Longtemps, la science est restée conçue comme une simple description du réel, aussi éléborée soit-elle. Ses concepts étaient censés rendre compte des choses à l’identique, ou, tout au moins, au plus proche possible. On faisait certes la part, dans le travail scientifique, des effets de style ou de manière, voire de matière — tout comme dans l’art classique. Mais, portraits ou paysages, il s’agissait bien aussi pour la science de dépeindre la nature, telle qu’elle est. Nous n’avons plus cette naïveté, et les épistémologues ont enfin compris, quelques siècles après Spinoza, que le concept de chien n’aboie pas plus pour les biologistes que pour les philosophes, et que les équations de la physique théorique ne sont pas gravées dans la masse des noyaux atomiques.

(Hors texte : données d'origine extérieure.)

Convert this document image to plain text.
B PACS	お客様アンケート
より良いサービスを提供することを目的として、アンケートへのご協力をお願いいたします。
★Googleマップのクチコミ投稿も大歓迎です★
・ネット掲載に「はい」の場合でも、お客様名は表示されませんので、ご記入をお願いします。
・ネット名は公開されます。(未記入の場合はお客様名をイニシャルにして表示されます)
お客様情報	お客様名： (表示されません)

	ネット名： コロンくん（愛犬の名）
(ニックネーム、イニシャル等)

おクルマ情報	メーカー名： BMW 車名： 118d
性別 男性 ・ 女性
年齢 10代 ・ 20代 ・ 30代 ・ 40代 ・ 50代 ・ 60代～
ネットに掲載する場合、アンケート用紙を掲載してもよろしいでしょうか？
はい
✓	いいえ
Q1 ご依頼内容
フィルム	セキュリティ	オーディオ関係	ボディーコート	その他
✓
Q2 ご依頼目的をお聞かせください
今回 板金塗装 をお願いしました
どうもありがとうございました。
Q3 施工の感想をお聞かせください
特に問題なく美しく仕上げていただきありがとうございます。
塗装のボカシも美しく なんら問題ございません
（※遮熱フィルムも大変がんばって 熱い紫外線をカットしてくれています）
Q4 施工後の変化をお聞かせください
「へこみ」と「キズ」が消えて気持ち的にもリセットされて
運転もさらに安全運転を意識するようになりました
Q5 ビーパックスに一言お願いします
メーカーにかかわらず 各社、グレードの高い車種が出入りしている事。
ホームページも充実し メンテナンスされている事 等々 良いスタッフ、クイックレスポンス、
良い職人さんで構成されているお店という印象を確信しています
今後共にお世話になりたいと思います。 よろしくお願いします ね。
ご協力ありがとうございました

La science est faite de main et de tête d’homme. Elle développe ses visions du monde avec la contingence à la fois inévitable et féconde d’une culture, d’une langue et d’une technique particulières. Plus qu'une description de la nature, elle en est une construction. Reste que cette conception plus active de l'activité scientifique est encore elle-même bien abstraite et manque singulièrement d’évocations concrètes. Mais l’art ici peut venir à l’aide de la science. La longue antériorité dans notre culture du premier lui confère une compréhension à la fois critique et créative de ses propres processus, dont la seconde gagnerait fort à s’inspirer.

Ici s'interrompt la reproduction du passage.